Avec un flottement spatiotemporel au tempo lynchien, Ugi Bienvenu brasse d'un même élan Claude Sautet, John Cassavetes et Resnais dans une BD d'une authentique gourmandise cinéphilique. 

En 2058, le cinéaste Charles Bernet prépare son prochain film. Auréolé de prix multiples, adulé par la critique, il peine toutefois à faire produire son nouveau projet, un film de science-fiction qui doit parachever son oeuvre. Relations conflictuelles avec son producteur, obsession pour les actrices, tensions dans son couple, tout se déroule finalement presque comme d’habitude pour cet artiste très cérébral. Jusqu’à l’accident, qui le clouera au lit pendant des mois et le contraindra à laisser son grand projet dans les mains de son premieir assistant.

Après Sukkwan Island, adapté du roman de David Van, Ugo Bienvenu revient avec une proposition aussi radicalement différente qu'elle est brillante.

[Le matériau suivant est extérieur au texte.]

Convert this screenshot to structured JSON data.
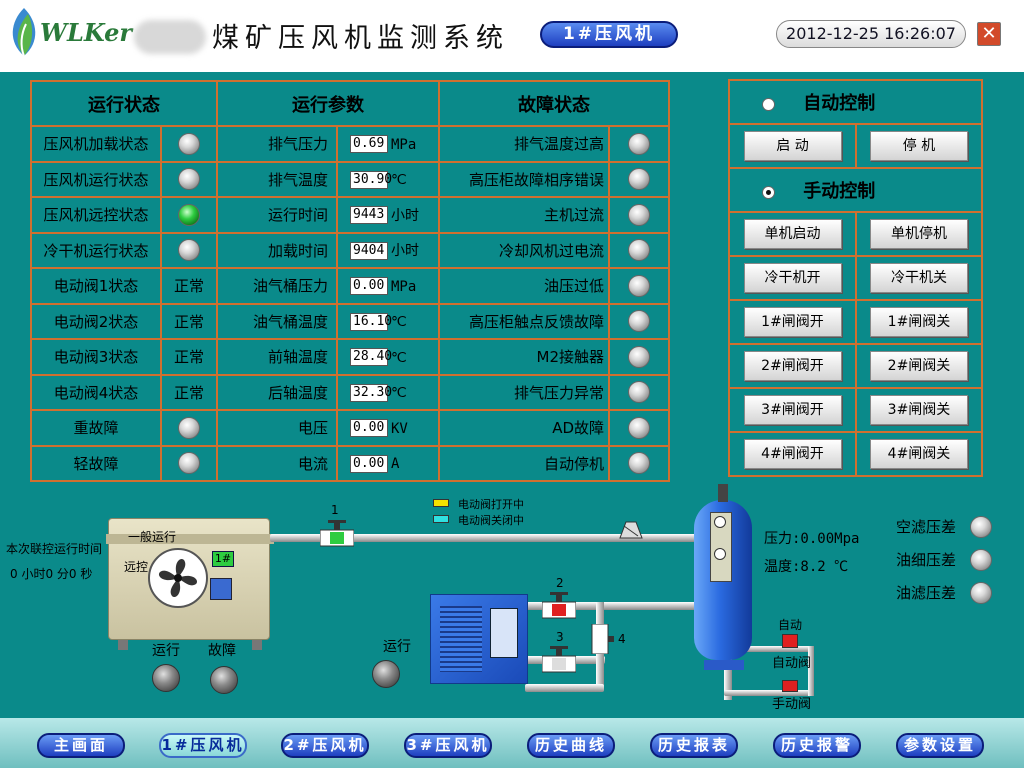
{
  "header": {
    "logo_text": "WLKer",
    "title": "煤矿压风机监测系统",
    "badge": "1#压风机",
    "datetime": "2012-12-25 16:26:07",
    "close_icon": "close-icon"
  },
  "table": {
    "headers": {
      "status": "运行状态",
      "params": "运行参数",
      "faults": "故障状态"
    },
    "status_rows": [
      {
        "label": "压风机加载状态",
        "text": "",
        "led": "off"
      },
      {
        "label": "压风机运行状态",
        "text": "",
        "led": "off"
      },
      {
        "label": "压风机远控状态",
        "text": "",
        "led": "on"
      },
      {
        "label": "冷干机运行状态",
        "text": "",
        "led": "off"
      },
      {
        "label": "电动阀1状态",
        "text": "正常",
        "led": "none"
      },
      {
        "label": "电动阀2状态",
        "text": "正常",
        "led": "none"
      },
      {
        "label": "电动阀3状态",
        "text": "正常",
        "led": "none"
      },
      {
        "label": "电动阀4状态",
        "text": "正常",
        "led": "none"
      },
      {
        "label": "重故障",
        "text": "",
        "led": "off"
      },
      {
        "label": "轻故障",
        "text": "",
        "led": "off"
      }
    ],
    "param_rows": [
      {
        "label": "排气压力",
        "value": "0.69",
        "unit": "MPa"
      },
      {
        "label": "排气温度",
        "value": "30.90",
        "unit": "℃"
      },
      {
        "label": "运行时间",
        "value": "9443",
        "unit": "小时"
      },
      {
        "label": "加载时间",
        "value": "9404",
        "unit": "小时"
      },
      {
        "label": "油气桶压力",
        "value": "0.00",
        "unit": "MPa"
      },
      {
        "label": "油气桶温度",
        "value": "16.10",
        "unit": "℃"
      },
      {
        "label": "前轴温度",
        "value": "28.40",
        "unit": "℃"
      },
      {
        "label": "后轴温度",
        "value": "32.30",
        "unit": "℃"
      },
      {
        "label": "电压",
        "value": "0.00",
        "unit": "KV"
      },
      {
        "label": "电流",
        "value": "0.00",
        "unit": "A"
      }
    ],
    "fault_rows": [
      "排气温度过高",
      "高压柜故障相序错误",
      "主机过流",
      "冷却风机过电流",
      "油压过低",
      "高压柜触点反馈故障",
      "M2接触器",
      "排气压力异常",
      "AD故障",
      "自动停机"
    ]
  },
  "control": {
    "auto_label": "自动控制",
    "auto_selected": false,
    "start": "启 动",
    "stop": "停 机",
    "manual_label": "手动控制",
    "manual_selected": true,
    "buttons": [
      [
        "单机启动",
        "单机停机"
      ],
      [
        "冷干机开",
        "冷干机关"
      ],
      [
        "1#闸阀开",
        "1#闸阀关"
      ],
      [
        "2#闸阀开",
        "2#闸阀关"
      ],
      [
        "3#闸阀开",
        "3#闸阀关"
      ],
      [
        "4#闸阀开",
        "4#闸阀关"
      ]
    ]
  },
  "diagram": {
    "linkage_label": "本次联控运行时间",
    "linkage_time": "0 小时0 分0 秒",
    "general_run": "一般运行",
    "remote": "远控",
    "unit_no": "1#",
    "run": "运行",
    "fault": "故障",
    "dryer_run": "运行",
    "legend_open": "电动阀打开中",
    "legend_close": "电动阀关闭中",
    "legend_open_color": "#f5e200",
    "legend_close_color": "#30e0e0",
    "valve_nums": [
      "1",
      "2",
      "3",
      "4"
    ],
    "pressure": "压力:0.00Mpa",
    "temperature": "温度:8.2 ℃",
    "auto_text": "自动",
    "auto_valve": "自动阀",
    "manual_valve": "手动阀",
    "filters": [
      "空滤压差",
      "油细压差",
      "油滤压差"
    ]
  },
  "nav": [
    "主画面",
    "1#压风机",
    "2#压风机",
    "3#压风机",
    "历史曲线",
    "历史报表",
    "历史报警",
    "参数设置"
  ],
  "nav_active": 1
}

Là où Sukkwan Island optait pour un noir et blanc crayonné réaliste et dépouillé, en adéquation avec son  huis clos sur une île froide, il choisit ici de faire pêter des couleurs pop dans des cadrages cinématographiques, pour illuminer un trait toujours fin et réaliste. Dans la lignée d’un Paul Gillon qui emprunterait à Jodorowsky sa modernité de détails et d'expressions, en alternant amertume et loufoque, philosophique et absurde. Il délivre ainsi sa réflexion sur le cinéma, l’art de montrer et déformer le monde, tout en jouant avec la nécessité de se faire financer – et donc de vendre un peu de son âme. Jolies scènes de couple, arides ou torrides. Lumineuse planches entre Hockney et Hopper. Ugo Bienvenu navigue à vue dans des montagnes russes émotionnelles et esthétiques avec une aisance déconcertante, joue avec les visages familiers (Donald Trump, Depardieu, Michel Gondry, son éditeur Jean-Luc Fromental), s’amuse avec les genres. La deuxième moitié du livre, qui opte pour le mélodramatique, quand son héros de réalisateur est coincé dans un centre de rééducation et découvre les joies et les subtilités du Scrabble, surprend. Fini l’ambiance SF faussement aseptisé, bienvenue dans la confrontation intime plus classique. Un peu plus plate au premier abord, elle finit par séduire, toujours par ce décalage étonnant et assumé qu’entretient Ugo Bienvenu tout au long du livre.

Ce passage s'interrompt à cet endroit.